The same system could also guide treatment decisions for eventual adverse event management. Additionally, it is useful after the treatment for follow-up and early detection of a relapse. In the future, follow-up needs to integrate all the data collected by wearable devices and connected objects that are being adopted by a large proportion of the population [28]. Continuous and real-time monitoring of abnormal events would lead to earlier detection of relapse and optimization of salvage treatment’s efficiency and cost. Eventually, overall survival will be impacted by such approaches [29].
The combinations of the various parameters can also be represented with nomograms, typical tools that allow the assignment of scores and graphic scales display of the variables that have prognostic relevance.
Radiotherapy is one of the main protagonists of this development, and the number of in-use large databases is increasing fundamentally on the basis of three important phenomena.
The first phenomenon is represented by the digital improvement of diagnostic imaging, which attempts to prevent and early diagnose of the disease; the emergence of new powerful digital diagnostic technologies is visible. The diffusion of these tools has led to the creation of DICOM standard, which defines the guidelines for storing and sharing images. COBRA allows an internal or external validation of the predictive models, so it could provide decision support tools classified also with maximum level of TRIPOD classification [42].

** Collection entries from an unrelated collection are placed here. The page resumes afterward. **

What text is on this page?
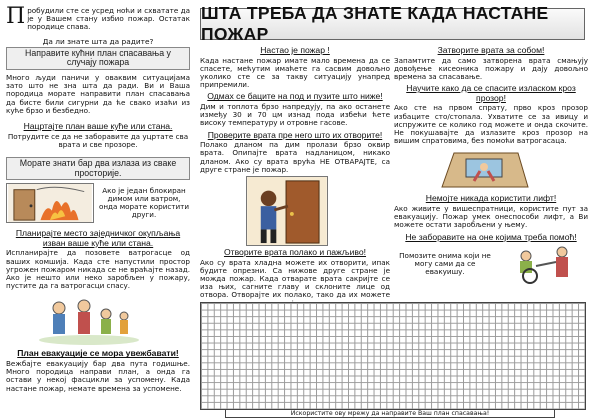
Пробудили сте се усред ноћи и схватате да је у Вашем стану избио пожар. Остатак породице спава.

Да ли знате шта да радите?

Направите кућни план спасавања у случају пожара

Много људи паничи у оваквим ситуацијама зато што не зна шта да ради. Ви и Ваша породица морате направити план спасавања да бисте били сигурни да ће свако изаћи из куће брзо и безбедно.

Нацртајте план ваше куће или стана.

Потрудите се да не заборавите да уцртате сва врата и све прозоре.

Морате знати бар два излаза из сваке просторије.

Ако је један блокиран димом или ватром, онда морате користити други.

Планирајте место заједничког окупљања изван ваше куће или стана.

Испланирајте да позовете ватрогасце од ваших комшија. Када сте напустили простор угрожен пожаром никада се не враћајте назад. Ако је нешто или неко заробљен у пожару, пустите да га ватрогасци спасу.

План евакуације се мора увежбавати!

Вежбајте евакуацију бар два пута годишње. Много породица направи план, а онда га остави у некој фасцикли за успомену. Када настане пожар, немате времена за успомене.

ШТА ТРЕБА ДА ЗНАТЕ КАДА НАСТАНЕ ПОЖАР
Настао је пожар !

Када настане пожар имате мало времена да се спасете, мећутим имаћете га сасвим довољно уколико сте се за такву ситуацију унапред припремили.

Одмах се баците на под и пузите што ниже!

Дим и топлота брзо напредују, па ако останете између 30 и 70 цм изнад пода избећи ћете високу температуру и отровне гасове.

Проверите врата пре него што их отворите!

Полако дланом па дим пролази брзо оквир врата. Опипајте врата надланицом, никако дланом. Ако су врата врућа НЕ ОТВАРАЈТЕ, са друге стране је пожар.

Отворите врата полако и пажљиво!

Ако су врата хладна можете их отворити, ипак будите опрезни. Са нижове друге стране је можда пожар. Када отварате врата сакријте се иза њих, сагните главу и склоните лице од отвора. Отворајте их полако, тако да их можете

Затворите врата за собом!

Запамтите да само затворена врата смањују довођење кисеоника пожару и дају довољно времена за спасавање.

Научите како да се спасите изласком кроз прозор!

Ако сте на првом спрату, прво кроз прозор избаците сто/стопала. Ухватите се за ивицу и испружите се колико год можете и онда скочите. Не покушавајте да излазите кроз прозор на вишим спратовима, без помоћи ватрогасаца.

Немојте никада користити лифт!

Ако живите у вишеспратници, користите пут за евакуацију. Пожар умек онеспособи лифт, а Ви можете остати заробљени у њему.

Не заборавите на оне којима треба помоћ!

Помозите онима који не могу сами да се евакуишу.

Искористите ову мрежу да направите Ваш план спасавања!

The second phenomenon is connected to the folders and electronic files of patients, since paper files have been eliminated in many centers for a decade or more. The goal is to achieve significant improvements in patient care and not to limit oneself to a mere adoption and compilation of electronic files.
The last phenomenon is characterized by the development of biotechnologies used in the field of the so-called “omics” sciences (genomics, transcriptomics, proteomics, metabolomics, epigenomics, radiomics, etc.). Here, the goal is to provide personalized therapies, which are aimed at the characteristics of individual and inspired by personalized medicine.
Conclusions
Large databases are a natural extension of traditional statistical approaches, a valuable and increasingly necessary tool for a modern healthcare system. The future analysis of the collected multinational and multi-institutional data will show if the use of the system can result in high-quality evidence in the multidisciplinary treatment of NMSC, thus helping to use this information for personalized treatment decisions.